Radials’ Smooth Ride Belies Rough Travelogue
The Radials have been on a tear recently, and good fortune threatens to overtake the pathos of their sad and twisted honky-tonk universe.
Stephen Corbett and Shawn Patch, respectively the band’s singer and electric guitar player, began composing songs together last year, attracting the exquisite steel talents of relocated Ohioan Tom Beardslee and, subsequently, the rhythm section of Rodney Owen and Aaron Cummings. They’ve been in the studio with Doug Williams, who put himself on the map by recording the Avett Brothers, and have practically wrapped their debut album. They recently played their first all-acoustic set over the airwaves on 90.9 WQFS. They’re opening for their friends the Carter Brothers, a Nashville act with local roots, at the Blind Tiger for the 4th of July holiday.
And writing more songs.
“We’ve sort of been in a flurry, Stephen and I,” Patch says, while the band members huddle at the vacant bar on the patio behind the Blind Tiger.
“I’ve cranked out five songs in the past couple weeks,” Corbett says. “When I’m having a bad time personally I’m having a great time creatively.” He references his wife. “Amanda, she swells with pride whenever I sing “How Much More Can She Stand.’ Literally she was sitting on the couch crying and I was writing the song.'”
For a band whose subject matter deals liberally with substance abuse and family dissolution, a Radials show is… well, something of a family affair. Patch’s expectant wife is in attendance tonight watching the band.
As is Amanda Corbett, whose parents are visiting from the mountains of western North Carolina. The missus has been known to join the band onstage to sing backup on the band’s novelty song, “Groovin’ In the Backseat,” whose protagonist is crossing a liquor store parking lot to get a bottle when he stumbles across his woman with another man fornicating in an automobile. (It should be noted that the band makes a point to try to find new guests to join them at each of their shows, and the song marks a joyous ritual of communion.)
That was also the song that hooked Beardslee, whose musicologist wife brought him to Greensboro and who encountered Corbett and Patch playing an open mic at the Flatiron last fall.
“The first thing he said was, “That sounded like Steve Earle and Buddy Holly did time in the joint together,'” Corbett says.
“It was really happy in a way these Americana folks are reluctant to be, but at the same time it’s dark and sick,” Beardslee says. “Stephen’s like this redneck David Byrne.”

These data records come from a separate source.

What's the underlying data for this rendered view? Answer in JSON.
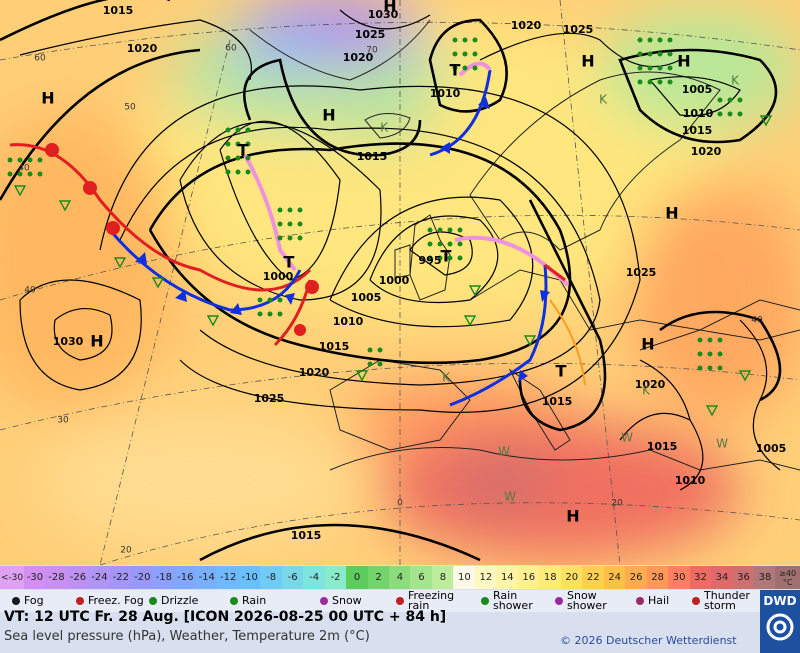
{
  "map": {
    "isobar_labels": [
      "1015",
      "1020",
      "1030",
      "1025",
      "1020",
      "1015",
      "1010",
      "1020",
      "1025",
      "1005",
      "1010",
      "1015",
      "1020",
      "1025",
      "1000",
      "995",
      "1000",
      "1005",
      "1010",
      "1015",
      "1020",
      "1025",
      "1030",
      "1015",
      "1020",
      "1015",
      "1010",
      "1005",
      "1015"
    ],
    "pressure_centers": [
      "H",
      "H",
      "T",
      "T",
      "T",
      "T",
      "H",
      "H",
      "H",
      "T",
      "H",
      "H",
      "H",
      "H"
    ],
    "grid_labels": [
      "60",
      "50",
      "40",
      "40",
      "30",
      "20",
      "0",
      "20",
      "40",
      "60",
      "70"
    ],
    "small_letters": [
      "K",
      "K",
      "K",
      "K",
      "K",
      "W",
      "W",
      "W",
      "W"
    ]
  },
  "legend": {
    "temperature_scale": {
      "low_label": "<-30",
      "values": [
        -30,
        -28,
        -26,
        -24,
        -22,
        -20,
        -18,
        -16,
        -14,
        -12,
        -10,
        -8,
        -6,
        -4,
        -2,
        0,
        2,
        4,
        6,
        8,
        10,
        12,
        14,
        16,
        18,
        20,
        22,
        24,
        26,
        28,
        30,
        32,
        34,
        36,
        38
      ],
      "colors": [
        "#d38ef2",
        "#c990f2",
        "#bd92f4",
        "#b094f6",
        "#a496f8",
        "#9898fa",
        "#8ca0fc",
        "#80a8ff",
        "#78b0ff",
        "#70b8ff",
        "#68c0ff",
        "#70ccf5",
        "#78d8ea",
        "#80e4de",
        "#88eccc",
        "#5ccc5c",
        "#74d46c",
        "#8cdc7c",
        "#a4e48c",
        "#bcec9c",
        "#fafae6",
        "#fff8c0",
        "#fff4a8",
        "#fff090",
        "#ffec78",
        "#ffe060",
        "#ffd050",
        "#ffc048",
        "#ffac50",
        "#ff9858",
        "#ff8060",
        "#f06a64",
        "#e06a6a",
        "#cc7070",
        "#b07878"
      ],
      "high_label": "≥40",
      "unit": "°C"
    },
    "weather": [
      "Fog",
      "Freez. Fog",
      "Drizzle",
      "Rain",
      "Snow",
      "Freezing rain",
      "Rain shower",
      "Snow shower",
      "Hail",
      "Thunder storm"
    ]
  },
  "footer": {
    "valid_time": "VT: 12 UTC Fr.  28 Aug. [ICON 2026-08-25  00 UTC + 84 h]",
    "description": "Sea level pressure (hPa), Weather, Temperature 2m (°C)",
    "copyright": "© 2026 Deutscher Wetterdienst",
    "logo": "DWD"
  }
}
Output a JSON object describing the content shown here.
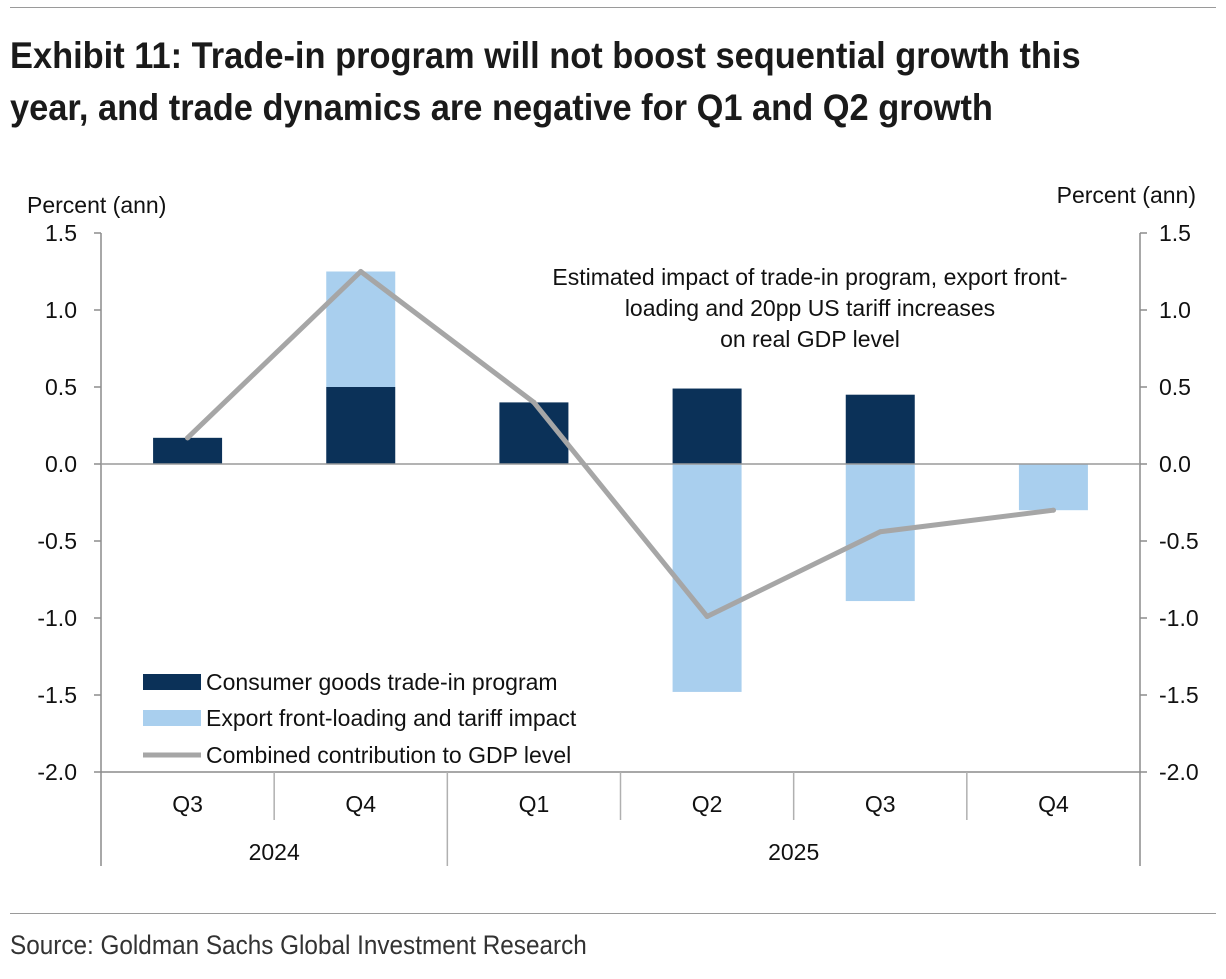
{
  "title_line1": "Exhibit 11: Trade-in program will not boost sequential growth this",
  "title_line2": "year, and trade dynamics are negative for Q1 and Q2 growth",
  "source": "Source: Goldman Sachs Global Investment Research",
  "chart_data": {
    "type": "bar",
    "stacked": true,
    "y_axis_left_label": "Percent (ann)",
    "y_axis_right_label": "Percent (ann)",
    "ylim": [
      -2.0,
      1.5
    ],
    "yticks": [
      "1.5",
      "1.0",
      "0.5",
      "0.0",
      "-0.5",
      "-1.0",
      "-1.5",
      "-2.0"
    ],
    "ytick_values": [
      1.5,
      1.0,
      0.5,
      0.0,
      -0.5,
      -1.0,
      -1.5,
      -2.0
    ],
    "categories": [
      "Q3",
      "Q4",
      "Q1",
      "Q2",
      "Q3",
      "Q4"
    ],
    "year_groups": [
      {
        "label": "2024",
        "count": 2
      },
      {
        "label": "2025",
        "count": 4
      }
    ],
    "annotation": [
      "Estimated impact of trade-in program, export front-",
      "loading and 20pp US tariff increases",
      "on real GDP level"
    ],
    "series": [
      {
        "name": "Consumer goods trade-in program",
        "kind": "bar",
        "color": "#0b3158",
        "values": [
          0.17,
          0.5,
          0.4,
          0.49,
          0.45,
          0.0
        ]
      },
      {
        "name": "Export front-loading and tariff impact",
        "kind": "bar",
        "color": "#a9cfee",
        "values": [
          0.0,
          0.75,
          0.0,
          -1.48,
          -0.89,
          -0.3
        ]
      },
      {
        "name": "Combined contribution to GDP level",
        "kind": "line",
        "color": "#a6a6a6",
        "values": [
          0.17,
          1.25,
          0.4,
          -0.99,
          -0.44,
          -0.3
        ]
      }
    ],
    "legend_position": "bottom-left",
    "grid": false
  }
}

Apropos of the song “Demons,” Corbett’s stage presence has a bit of demonic quality. His brown hair is kept short and gelled to a subtle sheen while multiple earrings affix his ears and a light moustache curves above his mouth reminiscent of Vincent Price. Most memorably, his eyes flash with demonic intensity when he chokes out a line of particular poignancy or perverse pride.
He has stage presence to spare, from the green suit, the guitar strap adorned with a musical note and guitar neck lettered with the band’s name to the knee drop he performs at the end of one of the songs. Owen, in contrast, sways sinuously on bare feet as he draws out a fluid sequence of notes on his bass. Beardslee, with glasses and facial hair, possesses a kind of hipster-country slackness. Patch and Cummings look the part of everyman musicians.
Corbett, like his hero George Jones, specializes in songs about emotional damage. And he possesses the kind of strangled whippoorwill vocal technique that balances on the knife’s edge between with naked confession and repressed pain. That posture is made all the more compelling by the fact that he is unfailingly courteous and hospitable in person. The protagonist in songs like “Smirnoff Morning” appears to be both fatalistically inclined towards self destruction and perversely thrilled at the notion of the impending train wreck.
“There’s a lot more grief going on in this world than sunshine and good times,” Corbett says after the concert. “A certain amount of it is from experience; a certain amount of is exaggerated for effect. You have to keep the line blurred. That is not to say that my marriage is in shambles. You don’t want to sing your diary to the world. Beardslee is always saying, “What does this mean? What does that mean?’ I don’t want to give it away.”